Structural Biology as a Data Rich Science

Proteins mediate the lion's share of the functions necessary to maintain life. The diversity of functions proteins can perform is truly amazing and it is by studying protein structures that we discover how these functions are facilitated. Additionally, the computational study of protein structures reveals evolutionary and biophysical findings. The exponential rise in the number and diversity of protein structures brought upon by structural genomics efforts is enabling us to ask new questions about the function and evolution of proteins. Structural biology has just crossed the threshold of its own genomic revolution, and we need to address a new science, using new questions and new tools. In the first part of my talk, I will discuss the functional richness of protein families, and the implications for the Protein Structure Initiative (PSI). PSI is a broad enterprise of several centers aiming to provide a complete coverage of protein structure space. Since it is not feasible to experimentally determine the structures of all proteins, it is generally agreed that the only viable strategy to achieve such coverage is to carefully select specific proteins (“targets”), determine their structure experimentally, and then use comparative modeling techniques to model the rest. We suggest that the structural genomics community, in addition to any adopted target selection strategy, should also take care to study representatives of families that are predicted to have significant functional variations within known structural fold groups. The reason being that a structural template may be falsely taken to be a functional template as well for modeling. A function-centric approach to target selection will provide us with a more accurate and comprehensive view of the link between protein structure and function.
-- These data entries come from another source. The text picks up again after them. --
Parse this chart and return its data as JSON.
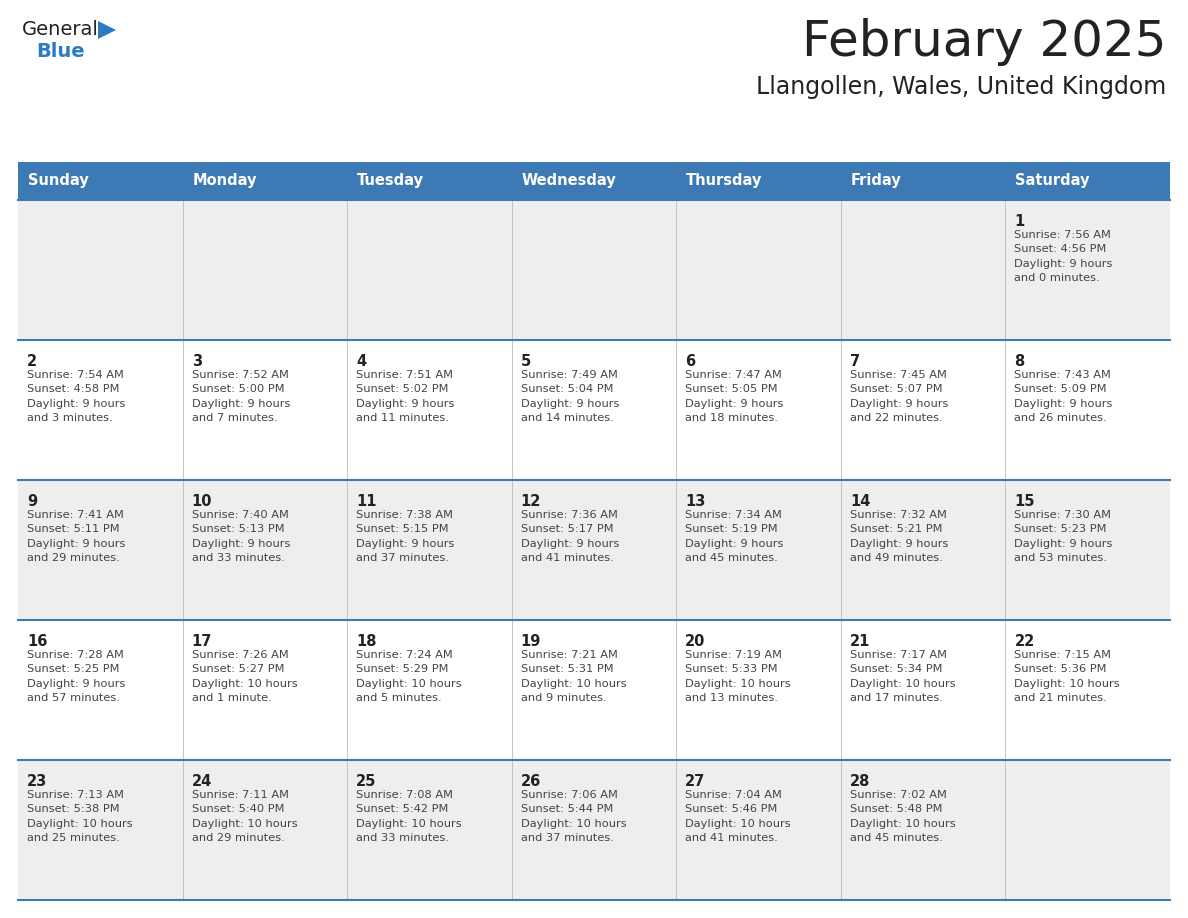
{
  "title": "February 2025",
  "subtitle": "Llangollen, Wales, United Kingdom",
  "days_of_week": [
    "Sunday",
    "Monday",
    "Tuesday",
    "Wednesday",
    "Thursday",
    "Friday",
    "Saturday"
  ],
  "header_bg": "#3d7ab5",
  "header_text_color": "#ffffff",
  "row_bg_odd": "#eeeeee",
  "row_bg_even": "#ffffff",
  "cell_text_color": "#444444",
  "day_num_color": "#222222",
  "grid_line_color": "#3d7ab5",
  "title_color": "#222222",
  "subtitle_color": "#222222",
  "logo_general_color": "#222222",
  "logo_blue_color": "#2b7bc4",
  "weeks": [
    [
      {
        "day": null,
        "info": null
      },
      {
        "day": null,
        "info": null
      },
      {
        "day": null,
        "info": null
      },
      {
        "day": null,
        "info": null
      },
      {
        "day": null,
        "info": null
      },
      {
        "day": null,
        "info": null
      },
      {
        "day": 1,
        "info": "Sunrise: 7:56 AM\nSunset: 4:56 PM\nDaylight: 9 hours\nand 0 minutes."
      }
    ],
    [
      {
        "day": 2,
        "info": "Sunrise: 7:54 AM\nSunset: 4:58 PM\nDaylight: 9 hours\nand 3 minutes."
      },
      {
        "day": 3,
        "info": "Sunrise: 7:52 AM\nSunset: 5:00 PM\nDaylight: 9 hours\nand 7 minutes."
      },
      {
        "day": 4,
        "info": "Sunrise: 7:51 AM\nSunset: 5:02 PM\nDaylight: 9 hours\nand 11 minutes."
      },
      {
        "day": 5,
        "info": "Sunrise: 7:49 AM\nSunset: 5:04 PM\nDaylight: 9 hours\nand 14 minutes."
      },
      {
        "day": 6,
        "info": "Sunrise: 7:47 AM\nSunset: 5:05 PM\nDaylight: 9 hours\nand 18 minutes."
      },
      {
        "day": 7,
        "info": "Sunrise: 7:45 AM\nSunset: 5:07 PM\nDaylight: 9 hours\nand 22 minutes."
      },
      {
        "day": 8,
        "info": "Sunrise: 7:43 AM\nSunset: 5:09 PM\nDaylight: 9 hours\nand 26 minutes."
      }
    ],
    [
      {
        "day": 9,
        "info": "Sunrise: 7:41 AM\nSunset: 5:11 PM\nDaylight: 9 hours\nand 29 minutes."
      },
      {
        "day": 10,
        "info": "Sunrise: 7:40 AM\nSunset: 5:13 PM\nDaylight: 9 hours\nand 33 minutes."
      },
      {
        "day": 11,
        "info": "Sunrise: 7:38 AM\nSunset: 5:15 PM\nDaylight: 9 hours\nand 37 minutes."
      },
      {
        "day": 12,
        "info": "Sunrise: 7:36 AM\nSunset: 5:17 PM\nDaylight: 9 hours\nand 41 minutes."
      },
      {
        "day": 13,
        "info": "Sunrise: 7:34 AM\nSunset: 5:19 PM\nDaylight: 9 hours\nand 45 minutes."
      },
      {
        "day": 14,
        "info": "Sunrise: 7:32 AM\nSunset: 5:21 PM\nDaylight: 9 hours\nand 49 minutes."
      },
      {
        "day": 15,
        "info": "Sunrise: 7:30 AM\nSunset: 5:23 PM\nDaylight: 9 hours\nand 53 minutes."
      }
    ],
    [
      {
        "day": 16,
        "info": "Sunrise: 7:28 AM\nSunset: 5:25 PM\nDaylight: 9 hours\nand 57 minutes."
      },
      {
        "day": 17,
        "info": "Sunrise: 7:26 AM\nSunset: 5:27 PM\nDaylight: 10 hours\nand 1 minute."
      },
      {
        "day": 18,
        "info": "Sunrise: 7:24 AM\nSunset: 5:29 PM\nDaylight: 10 hours\nand 5 minutes."
      },
      {
        "day": 19,
        "info": "Sunrise: 7:21 AM\nSunset: 5:31 PM\nDaylight: 10 hours\nand 9 minutes."
      },
      {
        "day": 20,
        "info": "Sunrise: 7:19 AM\nSunset: 5:33 PM\nDaylight: 10 hours\nand 13 minutes."
      },
      {
        "day": 21,
        "info": "Sunrise: 7:17 AM\nSunset: 5:34 PM\nDaylight: 10 hours\nand 17 minutes."
      },
      {
        "day": 22,
        "info": "Sunrise: 7:15 AM\nSunset: 5:36 PM\nDaylight: 10 hours\nand 21 minutes."
      }
    ],
    [
      {
        "day": 23,
        "info": "Sunrise: 7:13 AM\nSunset: 5:38 PM\nDaylight: 10 hours\nand 25 minutes."
      },
      {
        "day": 24,
        "info": "Sunrise: 7:11 AM\nSunset: 5:40 PM\nDaylight: 10 hours\nand 29 minutes."
      },
      {
        "day": 25,
        "info": "Sunrise: 7:08 AM\nSunset: 5:42 PM\nDaylight: 10 hours\nand 33 minutes."
      },
      {
        "day": 26,
        "info": "Sunrise: 7:06 AM\nSunset: 5:44 PM\nDaylight: 10 hours\nand 37 minutes."
      },
      {
        "day": 27,
        "info": "Sunrise: 7:04 AM\nSunset: 5:46 PM\nDaylight: 10 hours\nand 41 minutes."
      },
      {
        "day": 28,
        "info": "Sunrise: 7:02 AM\nSunset: 5:48 PM\nDaylight: 10 hours\nand 45 minutes."
      },
      {
        "day": null,
        "info": null
      }
    ]
  ]
}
I will show how this function identification approach can help us view a protein family's functional landscape in the same way the binocular focus dial is used to obtain a better view of a real landscape. Time permitting, in the second part of my talk I will discuss a novel method for the fast searching of structural databases, using a short fragment based representation of protein structures. I will show how these fragments allow us to describe secondary structures in a richer manner, and how fragment based alignments may be used for high throughput applications.